Glasgow Cathedral, also called the High Kirk of Glasgow or St Kentigern’s or St Mungo’s Cathedral, is the oldest cathedral on mainland Scotland and is the oldest building in Glasgow. The history of the cathedral is linked with that of the city, and is allegedly located where the patron saint of Glasgow, Saint Mungo, built his church. The tomb of the saint is in the lower crypt. Walter Scott’s novel Rob Roy gives an account of the kirk.

Glasgow Cathedral

The Kelvingrove Art Gallery and Museum is a museum and art gallery in Glasgow, Scotland. It reopened in 2006 after a three-year refurbishment and since then has been one of Scotland’s most popular visitor attractions. The museum has 22 galleries, housing a range of exhibits, including Renaissance art, taxidermy, and artifacts from ancient Egypt.

kelvingrove art gallery and museum

The Riverside Museum is the location of the Glasgow Museum of Transport, at Pointhouse Quay in the Glasgow Harbour regeneration district of Glasgow, Scotland. The building opened in June 2011. The museum won the 2013 European Museum of the Year Award.

riverside museum

The People’s Palace and Winter Gardens in Glasgow, is a museum and glasshouse situated in Glasgow Green, and was opened on 22 January 1898 by the Earl of Rosebery. At the time, the East End of Glasgow was one of the most and overcrowded parts of the city, and the People’s Palace was intended to provide a cultural centre for the people.
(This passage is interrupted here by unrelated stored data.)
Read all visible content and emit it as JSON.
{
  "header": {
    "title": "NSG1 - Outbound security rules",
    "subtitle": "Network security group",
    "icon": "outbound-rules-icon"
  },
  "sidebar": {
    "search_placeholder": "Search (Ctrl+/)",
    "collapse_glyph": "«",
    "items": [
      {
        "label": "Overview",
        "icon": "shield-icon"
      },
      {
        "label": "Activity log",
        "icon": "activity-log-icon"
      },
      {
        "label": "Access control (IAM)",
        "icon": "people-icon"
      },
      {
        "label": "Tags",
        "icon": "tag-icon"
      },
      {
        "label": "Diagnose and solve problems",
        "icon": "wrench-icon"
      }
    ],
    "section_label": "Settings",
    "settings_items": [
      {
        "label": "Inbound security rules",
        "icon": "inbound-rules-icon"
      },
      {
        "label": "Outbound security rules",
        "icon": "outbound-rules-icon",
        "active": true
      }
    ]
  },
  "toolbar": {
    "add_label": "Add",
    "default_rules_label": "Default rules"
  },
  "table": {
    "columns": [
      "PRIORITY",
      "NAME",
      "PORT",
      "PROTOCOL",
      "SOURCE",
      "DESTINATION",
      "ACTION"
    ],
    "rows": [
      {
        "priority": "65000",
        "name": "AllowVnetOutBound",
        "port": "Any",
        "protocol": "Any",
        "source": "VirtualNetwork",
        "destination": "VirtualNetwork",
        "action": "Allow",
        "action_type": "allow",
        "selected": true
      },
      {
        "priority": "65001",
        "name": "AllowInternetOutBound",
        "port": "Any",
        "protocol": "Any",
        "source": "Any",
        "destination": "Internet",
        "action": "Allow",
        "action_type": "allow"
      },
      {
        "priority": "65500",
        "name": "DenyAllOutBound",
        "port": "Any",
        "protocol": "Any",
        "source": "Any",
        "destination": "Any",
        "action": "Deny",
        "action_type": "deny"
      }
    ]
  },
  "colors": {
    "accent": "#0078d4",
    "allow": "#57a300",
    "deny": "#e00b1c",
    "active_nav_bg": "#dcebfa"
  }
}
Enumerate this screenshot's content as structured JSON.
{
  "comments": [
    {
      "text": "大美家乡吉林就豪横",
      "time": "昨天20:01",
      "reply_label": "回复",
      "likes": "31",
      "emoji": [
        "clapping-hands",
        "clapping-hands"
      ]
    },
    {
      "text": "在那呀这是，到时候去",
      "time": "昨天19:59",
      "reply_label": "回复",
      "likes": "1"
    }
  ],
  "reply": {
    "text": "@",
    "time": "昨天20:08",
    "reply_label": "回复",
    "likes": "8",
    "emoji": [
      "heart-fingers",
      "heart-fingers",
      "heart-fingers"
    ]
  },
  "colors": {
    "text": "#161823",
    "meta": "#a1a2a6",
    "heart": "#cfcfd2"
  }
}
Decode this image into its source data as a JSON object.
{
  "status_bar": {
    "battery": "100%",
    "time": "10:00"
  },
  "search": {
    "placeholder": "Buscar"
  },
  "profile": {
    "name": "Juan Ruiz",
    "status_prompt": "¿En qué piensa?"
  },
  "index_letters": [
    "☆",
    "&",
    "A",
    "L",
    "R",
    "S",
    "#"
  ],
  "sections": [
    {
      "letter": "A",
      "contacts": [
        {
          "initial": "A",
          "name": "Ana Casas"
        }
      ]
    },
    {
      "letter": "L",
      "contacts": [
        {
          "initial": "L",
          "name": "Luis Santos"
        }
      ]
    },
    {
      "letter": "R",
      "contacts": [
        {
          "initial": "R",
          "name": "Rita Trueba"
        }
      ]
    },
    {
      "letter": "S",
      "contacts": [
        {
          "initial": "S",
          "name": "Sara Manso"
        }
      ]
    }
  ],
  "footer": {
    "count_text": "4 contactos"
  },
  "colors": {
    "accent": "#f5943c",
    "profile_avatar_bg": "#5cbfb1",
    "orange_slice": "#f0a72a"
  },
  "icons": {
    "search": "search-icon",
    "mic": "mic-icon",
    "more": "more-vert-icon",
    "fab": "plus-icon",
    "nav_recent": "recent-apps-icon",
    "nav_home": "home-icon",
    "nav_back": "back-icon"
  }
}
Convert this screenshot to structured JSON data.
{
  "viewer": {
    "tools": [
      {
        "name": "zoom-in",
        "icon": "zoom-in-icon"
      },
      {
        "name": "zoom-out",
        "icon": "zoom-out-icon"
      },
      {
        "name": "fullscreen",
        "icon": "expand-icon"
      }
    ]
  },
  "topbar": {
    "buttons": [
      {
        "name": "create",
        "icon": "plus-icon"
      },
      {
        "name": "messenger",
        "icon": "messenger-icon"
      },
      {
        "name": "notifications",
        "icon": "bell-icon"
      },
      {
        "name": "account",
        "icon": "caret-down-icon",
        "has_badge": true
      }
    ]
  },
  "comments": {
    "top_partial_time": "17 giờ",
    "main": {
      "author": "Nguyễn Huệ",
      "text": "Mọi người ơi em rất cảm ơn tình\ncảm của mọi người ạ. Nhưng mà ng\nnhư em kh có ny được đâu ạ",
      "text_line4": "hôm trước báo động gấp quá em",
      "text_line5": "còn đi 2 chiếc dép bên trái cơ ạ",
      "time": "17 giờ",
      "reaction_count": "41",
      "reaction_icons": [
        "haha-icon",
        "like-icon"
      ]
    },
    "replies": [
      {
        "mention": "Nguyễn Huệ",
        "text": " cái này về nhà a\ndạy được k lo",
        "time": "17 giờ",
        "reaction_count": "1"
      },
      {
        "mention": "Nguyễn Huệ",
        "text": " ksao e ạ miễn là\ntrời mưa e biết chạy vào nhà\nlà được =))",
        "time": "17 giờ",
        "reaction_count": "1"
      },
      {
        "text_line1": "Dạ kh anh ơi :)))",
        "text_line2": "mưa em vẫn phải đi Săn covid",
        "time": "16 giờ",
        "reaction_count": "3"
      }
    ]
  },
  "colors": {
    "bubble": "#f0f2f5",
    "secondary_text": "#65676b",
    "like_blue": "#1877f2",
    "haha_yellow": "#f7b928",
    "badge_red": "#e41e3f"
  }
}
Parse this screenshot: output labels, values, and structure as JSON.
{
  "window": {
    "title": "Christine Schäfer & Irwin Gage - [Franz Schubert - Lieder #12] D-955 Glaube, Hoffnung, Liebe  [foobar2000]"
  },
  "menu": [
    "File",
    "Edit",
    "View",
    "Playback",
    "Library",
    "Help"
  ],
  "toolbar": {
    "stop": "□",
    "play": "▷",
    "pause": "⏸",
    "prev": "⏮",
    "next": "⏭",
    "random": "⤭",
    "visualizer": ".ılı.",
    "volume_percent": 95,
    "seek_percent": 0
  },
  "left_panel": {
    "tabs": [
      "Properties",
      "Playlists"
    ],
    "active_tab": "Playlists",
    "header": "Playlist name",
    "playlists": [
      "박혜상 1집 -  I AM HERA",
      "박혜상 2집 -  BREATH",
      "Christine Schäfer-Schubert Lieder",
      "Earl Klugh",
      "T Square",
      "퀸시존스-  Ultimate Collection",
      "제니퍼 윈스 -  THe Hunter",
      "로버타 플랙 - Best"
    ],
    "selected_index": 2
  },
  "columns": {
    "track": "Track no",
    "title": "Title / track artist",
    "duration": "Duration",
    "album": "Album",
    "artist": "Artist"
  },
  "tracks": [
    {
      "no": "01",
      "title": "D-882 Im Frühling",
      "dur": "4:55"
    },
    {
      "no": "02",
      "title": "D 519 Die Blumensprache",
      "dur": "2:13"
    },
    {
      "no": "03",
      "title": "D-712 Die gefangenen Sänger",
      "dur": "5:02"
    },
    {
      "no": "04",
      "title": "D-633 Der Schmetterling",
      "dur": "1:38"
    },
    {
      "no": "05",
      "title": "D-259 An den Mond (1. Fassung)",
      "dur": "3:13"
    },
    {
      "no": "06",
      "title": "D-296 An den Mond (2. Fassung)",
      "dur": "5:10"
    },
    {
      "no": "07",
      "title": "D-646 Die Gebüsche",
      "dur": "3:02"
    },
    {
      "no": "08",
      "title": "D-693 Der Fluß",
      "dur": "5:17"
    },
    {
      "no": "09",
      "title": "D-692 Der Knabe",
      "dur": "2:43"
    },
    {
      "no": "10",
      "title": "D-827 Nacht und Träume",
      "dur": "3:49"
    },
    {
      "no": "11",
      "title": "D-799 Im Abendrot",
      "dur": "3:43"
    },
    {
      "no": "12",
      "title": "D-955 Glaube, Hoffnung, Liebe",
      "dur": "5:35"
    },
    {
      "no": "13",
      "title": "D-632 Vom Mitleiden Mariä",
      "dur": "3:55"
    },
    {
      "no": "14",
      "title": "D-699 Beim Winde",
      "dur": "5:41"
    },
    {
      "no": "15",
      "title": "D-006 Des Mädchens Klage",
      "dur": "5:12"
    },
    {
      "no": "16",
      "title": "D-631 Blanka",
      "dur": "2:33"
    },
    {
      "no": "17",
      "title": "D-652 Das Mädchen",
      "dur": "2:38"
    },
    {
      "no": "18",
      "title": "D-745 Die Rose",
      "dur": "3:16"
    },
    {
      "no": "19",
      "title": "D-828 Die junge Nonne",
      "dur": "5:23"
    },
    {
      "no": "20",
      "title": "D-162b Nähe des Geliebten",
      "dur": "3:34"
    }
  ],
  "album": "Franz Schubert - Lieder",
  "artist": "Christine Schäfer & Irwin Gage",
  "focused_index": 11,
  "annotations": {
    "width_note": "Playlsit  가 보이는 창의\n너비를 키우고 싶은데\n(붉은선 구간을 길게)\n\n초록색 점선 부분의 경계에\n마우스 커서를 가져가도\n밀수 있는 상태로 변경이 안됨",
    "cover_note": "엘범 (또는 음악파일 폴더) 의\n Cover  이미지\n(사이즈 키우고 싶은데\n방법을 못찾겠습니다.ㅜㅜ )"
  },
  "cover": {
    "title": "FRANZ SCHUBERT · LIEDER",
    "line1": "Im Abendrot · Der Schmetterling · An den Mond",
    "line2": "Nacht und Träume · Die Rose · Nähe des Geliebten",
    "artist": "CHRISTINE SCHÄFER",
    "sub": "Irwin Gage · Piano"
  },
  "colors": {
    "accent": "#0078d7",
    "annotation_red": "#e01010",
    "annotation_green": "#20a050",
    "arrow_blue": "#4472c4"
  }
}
people's palace and winter gardens

George Square is the principal civic square in the city of Glasgow. It is one of six squares in the city centre. Named after King George III and initially laid out in 1781 but not developed for another twenty years, George Square is surrounded by architecturally important buildings including on the east side the palatial Municipal Chambers, also known as the City Chambers, whose foundation stone was laid in 1883, and on the west side by the Merchants House.

george square

Glasgow Botanic Gardens is a botanical garden located in the West End of Glasgow. It contains a variety of plant collections, woodland copses and riverside walks as well as the famous Kibble Palace. Kibble Palace is a magnificent glasshouse designed by John Kibble and houses the national collection of tree ferns. Plants from tropical rainforests grow in the palm house.

glasgow botanic gardens

Glasgow Science Centre is one of Scotland’s must-see visitor attractions. Queen Elizabeth II opened Glasgow Science Centre on 5 July 2001. It is a purpose-built science centre composed of three principal buildings: Science Mall, Glasgow Tower and an IMAX cinema.

glasgow science centre

The Lighthouse in Glasgow is Scotland’s Centre for Design and Architecture. It was opened as part of Glasgow’s status as UK City of Architecture and Design in 1999. The Lighthouse is the renamed conversion of the former offices of the Glasgow Herald newspaper. Completed in 1895, it was designed by the architect Charles Rennie Mackintosh. The centre’s vision is to develop the links between design, architecture, and the creative industries, seeing these as interconnected social, educational, economic and cultural issues of concern to everyone.

the lighthouse

Glasgow is the fifth most visited city in the UK.

Inhabitants of the city are referred to as “Glaswegians” or, informally, as “Weegies”.

Glasgow is also known for the Glasgow patter, a distinct dialect of the Scots language that is noted for being difficult to understand by those from outside the city.

Daniel Defoe visited the city in the early 18th century and famously opined in his book A tour thro’ the whole island of Great Britain, that Glasgow was “the cleanest and beautifullest, and best built city in Britain, London excepted”.